Peau-en-poil d’Alain Galan

peau-en-poil - galan - sunderland museum 1913

 

« Que devient la vie après la mort ? »

C’est la question qui anime Lucas, alors encore jeune homme, lorsqu’il découvre les secrets de la taxidermie. Lui dont le plus fidèle compagnon fut, pendant son enfance, un geai apprivoisé qui trône maintenant, empaillé, dans la salle à manger familiale, a forcément un rapport particulier aux animaux et au vivant en général. Initié, l’année de ses seize ans, à « l’étrange magie » de cet artisanat pas comme les autres par l’homme qui a immortalisé son geai, Lucas se passionne pour les diverses techniques de tannage et de moulage nécessaires, entre autres, pour donner l’apparence de la vie à la dépouille d’un animal, pour ranimer la « peau-en-poil », terme qui désigne la peau et le pelage une fois qu’ils ont été séparés du corps de la bête.

Lorsqu’il décède, Lucas laisse ainsi toute une colonie de chouettes, d’écureuils et de fouines à son plus vieil ami, notre narrateur, qui a promis de s’en occuper. Aiguillonné par les petits regards perçants des bêtes qui peuplent désormais son bureau, celui-ci décide de retracer le cours de la vie de Lucas, de leur grande et profonde amitié au lycée aux dernières années, qui les avaient vus s’éloigner légèrement.

peau-en-poil - galan_Peau-en-poil est ainsi une sorte d’enquête sur l’ami trop tôt disparu, sur ses nombreuses zones d’ombre et ses jardins secrets. Alain Galan dessine avec éloquence les contours d’une personnalité artiste, d’un homme ténébreux mais doux, et le récit plein de tendresse que fait le narrateur de la vie de Lucas est des plus charmants. On a là des personnages solides, à la fois proches par leur humaine simplicité et singuliers dans leur rapport à la mort notamment. Sans connaître Alain Galan au préalable, on sent qu’il est là parfaitement dans son élément tant ces personnages en clair-obscur collent à son style délicat, élégant, plein de touches d’ombre diffuses et veloutées.
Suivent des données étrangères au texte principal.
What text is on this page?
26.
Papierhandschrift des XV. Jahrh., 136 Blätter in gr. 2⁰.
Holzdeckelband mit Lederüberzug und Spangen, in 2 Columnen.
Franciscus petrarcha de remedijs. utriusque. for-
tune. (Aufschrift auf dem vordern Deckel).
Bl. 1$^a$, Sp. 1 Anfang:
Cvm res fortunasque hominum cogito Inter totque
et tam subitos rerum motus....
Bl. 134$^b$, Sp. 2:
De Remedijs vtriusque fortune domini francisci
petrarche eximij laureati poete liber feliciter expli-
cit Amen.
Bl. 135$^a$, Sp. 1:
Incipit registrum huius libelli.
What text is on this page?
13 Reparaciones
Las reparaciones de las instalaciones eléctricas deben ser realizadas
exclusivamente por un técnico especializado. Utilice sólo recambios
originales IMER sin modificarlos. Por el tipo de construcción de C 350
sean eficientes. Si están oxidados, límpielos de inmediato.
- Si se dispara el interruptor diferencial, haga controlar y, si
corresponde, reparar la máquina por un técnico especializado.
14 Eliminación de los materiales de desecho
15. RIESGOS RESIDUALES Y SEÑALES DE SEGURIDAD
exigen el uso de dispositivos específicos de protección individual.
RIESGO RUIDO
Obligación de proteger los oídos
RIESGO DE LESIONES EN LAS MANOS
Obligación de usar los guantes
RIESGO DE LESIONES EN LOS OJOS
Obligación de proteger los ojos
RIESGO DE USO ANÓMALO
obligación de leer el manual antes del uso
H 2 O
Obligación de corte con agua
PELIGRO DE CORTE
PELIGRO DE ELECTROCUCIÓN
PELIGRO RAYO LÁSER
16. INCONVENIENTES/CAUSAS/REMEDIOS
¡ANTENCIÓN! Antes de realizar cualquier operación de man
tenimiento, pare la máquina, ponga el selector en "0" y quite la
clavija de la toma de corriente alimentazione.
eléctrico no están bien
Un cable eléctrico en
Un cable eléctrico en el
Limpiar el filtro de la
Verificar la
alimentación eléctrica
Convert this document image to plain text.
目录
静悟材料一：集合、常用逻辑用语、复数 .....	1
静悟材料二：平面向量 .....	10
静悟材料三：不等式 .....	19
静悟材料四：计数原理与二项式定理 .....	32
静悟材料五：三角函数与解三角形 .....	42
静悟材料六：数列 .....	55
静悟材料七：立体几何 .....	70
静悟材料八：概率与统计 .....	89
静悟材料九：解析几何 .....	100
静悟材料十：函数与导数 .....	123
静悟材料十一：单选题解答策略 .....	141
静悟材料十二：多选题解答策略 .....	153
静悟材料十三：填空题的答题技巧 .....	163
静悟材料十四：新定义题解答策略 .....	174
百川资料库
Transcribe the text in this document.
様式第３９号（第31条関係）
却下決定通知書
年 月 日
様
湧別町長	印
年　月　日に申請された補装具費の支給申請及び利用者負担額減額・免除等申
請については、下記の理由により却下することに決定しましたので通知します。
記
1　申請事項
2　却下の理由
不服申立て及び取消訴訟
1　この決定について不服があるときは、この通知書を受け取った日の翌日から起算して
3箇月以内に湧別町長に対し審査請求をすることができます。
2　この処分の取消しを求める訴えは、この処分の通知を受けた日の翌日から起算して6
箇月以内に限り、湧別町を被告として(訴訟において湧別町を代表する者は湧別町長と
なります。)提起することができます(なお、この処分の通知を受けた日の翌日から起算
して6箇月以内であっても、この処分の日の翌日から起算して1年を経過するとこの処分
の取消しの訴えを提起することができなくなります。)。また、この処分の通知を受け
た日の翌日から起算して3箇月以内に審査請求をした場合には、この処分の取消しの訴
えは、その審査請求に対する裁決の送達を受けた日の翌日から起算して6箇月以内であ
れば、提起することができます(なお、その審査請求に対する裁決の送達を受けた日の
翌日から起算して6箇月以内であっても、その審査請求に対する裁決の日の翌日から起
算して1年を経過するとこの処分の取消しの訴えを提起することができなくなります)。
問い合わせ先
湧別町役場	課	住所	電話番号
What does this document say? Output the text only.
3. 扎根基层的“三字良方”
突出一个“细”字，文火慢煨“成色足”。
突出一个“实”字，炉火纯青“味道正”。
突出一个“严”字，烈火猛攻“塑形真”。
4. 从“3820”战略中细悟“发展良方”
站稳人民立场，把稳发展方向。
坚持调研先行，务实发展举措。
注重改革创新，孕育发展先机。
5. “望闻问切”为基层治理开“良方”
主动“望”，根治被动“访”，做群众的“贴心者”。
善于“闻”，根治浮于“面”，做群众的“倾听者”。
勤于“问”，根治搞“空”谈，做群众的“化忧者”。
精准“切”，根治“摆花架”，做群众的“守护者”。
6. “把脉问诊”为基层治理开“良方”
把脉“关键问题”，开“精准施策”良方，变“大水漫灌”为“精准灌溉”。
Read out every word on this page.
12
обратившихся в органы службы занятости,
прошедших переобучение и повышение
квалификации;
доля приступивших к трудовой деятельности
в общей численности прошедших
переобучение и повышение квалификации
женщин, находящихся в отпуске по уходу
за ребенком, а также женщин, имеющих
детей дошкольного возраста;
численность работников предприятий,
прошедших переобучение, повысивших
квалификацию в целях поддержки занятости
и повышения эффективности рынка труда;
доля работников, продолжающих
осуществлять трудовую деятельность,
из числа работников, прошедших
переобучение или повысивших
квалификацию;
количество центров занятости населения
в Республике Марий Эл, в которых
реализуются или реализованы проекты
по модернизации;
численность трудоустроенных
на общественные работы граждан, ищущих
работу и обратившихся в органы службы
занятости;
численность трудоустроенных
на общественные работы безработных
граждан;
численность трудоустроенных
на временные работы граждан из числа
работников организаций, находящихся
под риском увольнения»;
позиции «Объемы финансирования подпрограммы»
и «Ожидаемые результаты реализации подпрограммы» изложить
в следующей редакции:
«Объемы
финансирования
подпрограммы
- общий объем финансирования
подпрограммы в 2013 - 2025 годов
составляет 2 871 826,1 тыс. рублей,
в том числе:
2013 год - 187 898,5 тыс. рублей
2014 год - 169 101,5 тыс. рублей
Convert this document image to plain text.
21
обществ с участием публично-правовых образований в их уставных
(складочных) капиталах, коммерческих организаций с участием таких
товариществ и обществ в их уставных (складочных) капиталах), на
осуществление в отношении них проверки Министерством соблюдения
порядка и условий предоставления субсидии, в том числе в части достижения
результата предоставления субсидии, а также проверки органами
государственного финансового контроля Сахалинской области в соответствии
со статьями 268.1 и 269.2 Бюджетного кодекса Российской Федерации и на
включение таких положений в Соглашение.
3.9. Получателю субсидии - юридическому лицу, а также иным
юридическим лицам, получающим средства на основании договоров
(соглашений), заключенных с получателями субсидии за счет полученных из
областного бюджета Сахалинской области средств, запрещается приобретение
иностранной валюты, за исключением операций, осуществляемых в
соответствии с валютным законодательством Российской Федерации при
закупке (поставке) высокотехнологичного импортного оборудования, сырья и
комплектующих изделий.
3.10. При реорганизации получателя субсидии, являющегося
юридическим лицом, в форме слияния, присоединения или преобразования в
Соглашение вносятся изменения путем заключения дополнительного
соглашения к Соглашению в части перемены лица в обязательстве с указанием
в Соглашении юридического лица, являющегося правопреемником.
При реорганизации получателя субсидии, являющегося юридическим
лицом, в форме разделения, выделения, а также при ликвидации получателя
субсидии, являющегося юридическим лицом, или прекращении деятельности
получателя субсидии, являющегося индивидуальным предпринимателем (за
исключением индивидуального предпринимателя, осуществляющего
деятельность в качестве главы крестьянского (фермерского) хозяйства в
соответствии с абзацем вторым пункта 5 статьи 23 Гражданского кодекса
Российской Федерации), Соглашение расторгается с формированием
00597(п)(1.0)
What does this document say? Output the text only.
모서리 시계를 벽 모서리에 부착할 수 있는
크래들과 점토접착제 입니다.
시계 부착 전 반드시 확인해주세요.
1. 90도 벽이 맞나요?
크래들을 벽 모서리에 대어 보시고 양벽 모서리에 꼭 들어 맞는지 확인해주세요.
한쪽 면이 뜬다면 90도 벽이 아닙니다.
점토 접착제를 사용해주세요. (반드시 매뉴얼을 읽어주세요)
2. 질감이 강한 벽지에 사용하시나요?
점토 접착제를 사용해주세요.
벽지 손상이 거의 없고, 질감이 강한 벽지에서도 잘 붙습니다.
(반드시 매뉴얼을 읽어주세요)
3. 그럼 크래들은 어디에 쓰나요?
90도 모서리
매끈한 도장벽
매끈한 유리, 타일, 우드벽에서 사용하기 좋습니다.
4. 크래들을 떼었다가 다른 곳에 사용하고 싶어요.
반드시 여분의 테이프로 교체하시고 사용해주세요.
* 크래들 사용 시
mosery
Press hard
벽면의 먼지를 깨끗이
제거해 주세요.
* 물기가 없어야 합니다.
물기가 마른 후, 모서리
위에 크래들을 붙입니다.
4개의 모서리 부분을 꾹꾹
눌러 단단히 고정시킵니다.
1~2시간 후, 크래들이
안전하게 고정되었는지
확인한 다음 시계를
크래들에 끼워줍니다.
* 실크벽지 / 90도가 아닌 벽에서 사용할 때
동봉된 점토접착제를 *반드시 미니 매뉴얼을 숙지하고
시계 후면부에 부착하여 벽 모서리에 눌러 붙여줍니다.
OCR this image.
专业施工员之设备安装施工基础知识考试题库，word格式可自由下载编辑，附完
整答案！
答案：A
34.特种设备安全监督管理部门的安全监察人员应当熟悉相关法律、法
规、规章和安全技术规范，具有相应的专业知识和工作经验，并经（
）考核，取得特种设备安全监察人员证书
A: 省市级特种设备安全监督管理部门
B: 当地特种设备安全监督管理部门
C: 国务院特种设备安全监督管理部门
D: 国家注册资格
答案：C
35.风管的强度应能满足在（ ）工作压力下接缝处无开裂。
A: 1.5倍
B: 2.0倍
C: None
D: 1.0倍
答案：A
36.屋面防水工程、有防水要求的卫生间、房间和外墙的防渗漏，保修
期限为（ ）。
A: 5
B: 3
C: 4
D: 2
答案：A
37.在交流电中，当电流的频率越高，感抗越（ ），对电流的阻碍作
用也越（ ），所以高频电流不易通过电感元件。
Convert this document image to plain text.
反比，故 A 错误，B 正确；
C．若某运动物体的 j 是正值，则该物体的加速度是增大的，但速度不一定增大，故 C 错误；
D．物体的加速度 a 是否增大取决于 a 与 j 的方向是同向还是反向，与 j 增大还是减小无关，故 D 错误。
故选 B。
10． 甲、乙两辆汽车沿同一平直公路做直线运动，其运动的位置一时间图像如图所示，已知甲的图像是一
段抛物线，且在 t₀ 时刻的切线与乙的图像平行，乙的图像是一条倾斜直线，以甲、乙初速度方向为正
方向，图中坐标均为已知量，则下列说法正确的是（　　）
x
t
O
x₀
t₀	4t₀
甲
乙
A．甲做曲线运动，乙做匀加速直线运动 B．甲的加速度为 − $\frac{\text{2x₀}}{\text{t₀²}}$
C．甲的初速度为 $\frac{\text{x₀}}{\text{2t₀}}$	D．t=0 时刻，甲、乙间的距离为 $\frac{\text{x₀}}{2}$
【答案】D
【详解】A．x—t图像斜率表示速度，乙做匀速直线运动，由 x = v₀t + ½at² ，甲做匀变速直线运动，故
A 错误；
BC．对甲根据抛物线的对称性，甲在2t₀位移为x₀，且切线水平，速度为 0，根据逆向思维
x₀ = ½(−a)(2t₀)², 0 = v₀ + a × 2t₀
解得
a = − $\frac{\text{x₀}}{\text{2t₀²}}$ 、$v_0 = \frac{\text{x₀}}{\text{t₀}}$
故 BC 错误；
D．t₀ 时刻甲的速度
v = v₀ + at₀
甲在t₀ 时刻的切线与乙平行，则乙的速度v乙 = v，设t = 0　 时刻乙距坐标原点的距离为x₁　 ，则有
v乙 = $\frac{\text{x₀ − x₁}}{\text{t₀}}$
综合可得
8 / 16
Comme dans le travail de la peau animale effectué par Lucas, on perçoit dans les mots d’Alain Galan l’effort, la tension, la résistance parfois du matériau, mais le résultat est parfaitement vivant, mouvant, chaleureux.

Peut-être certaines bifurcations du récit sont-elles moins convaincantes : la transformation notamment de Lucas en artiste peintre relativement connu passe difficilement, d’autant plus que l’évolution de l’intrigue imaginée par Alain Galan, qui nous renvoie sur les traces d’un professeur d’arts plastiques jadis adoré par les deux amis, semble trop artificielle. Surtout, il manque là le talent d’une Siri Hustvedt ou d’une Lauren Groff pour imaginer avec cohérence et persuasion l’œuvre complète d’un artiste fictif. Néanmoins, Peau-en-poil convainc grâce notamment à l’ambiance crépusculaire qui y règne, à la petite lueur vacillante qui l’anime.

On a le sentiment, parfois, qu’Alain Galan est sur le point de nous entraîner de l’autre côté du miroir, sur un versant plus fantastique de son récit. Les frontières entre la vie et la mort s’estompent pour de bon, au moins dans l’esprit du narrateur, à force de fréquenter les créatures de l’entre-deux que sont les animaux naturalisés, et de ressasser une anecdote souvent racontée par Lucas, selon qui le geai empaillé aurait profité d’un repas de famille trop silencieux pour imiter, sarcastiquement, le tic-tac de l’horloge. Une anecdote fantasque et de toute façon invérifiable pour le narrateur, mais qui donne le ton, et qu’on retrouve dans d’autres petites histoires glanées au fil du roman, comme celle de ce soldat empaillé détenu par le musée d’Allard de Montbrison. On reste ainsi, tout au long de Peau-en-poil, dans ce drôle d’espace intermédiaire, entre le monde des vivants et celui des morts, et Alain Galan sait le rendre étonnamment confortable.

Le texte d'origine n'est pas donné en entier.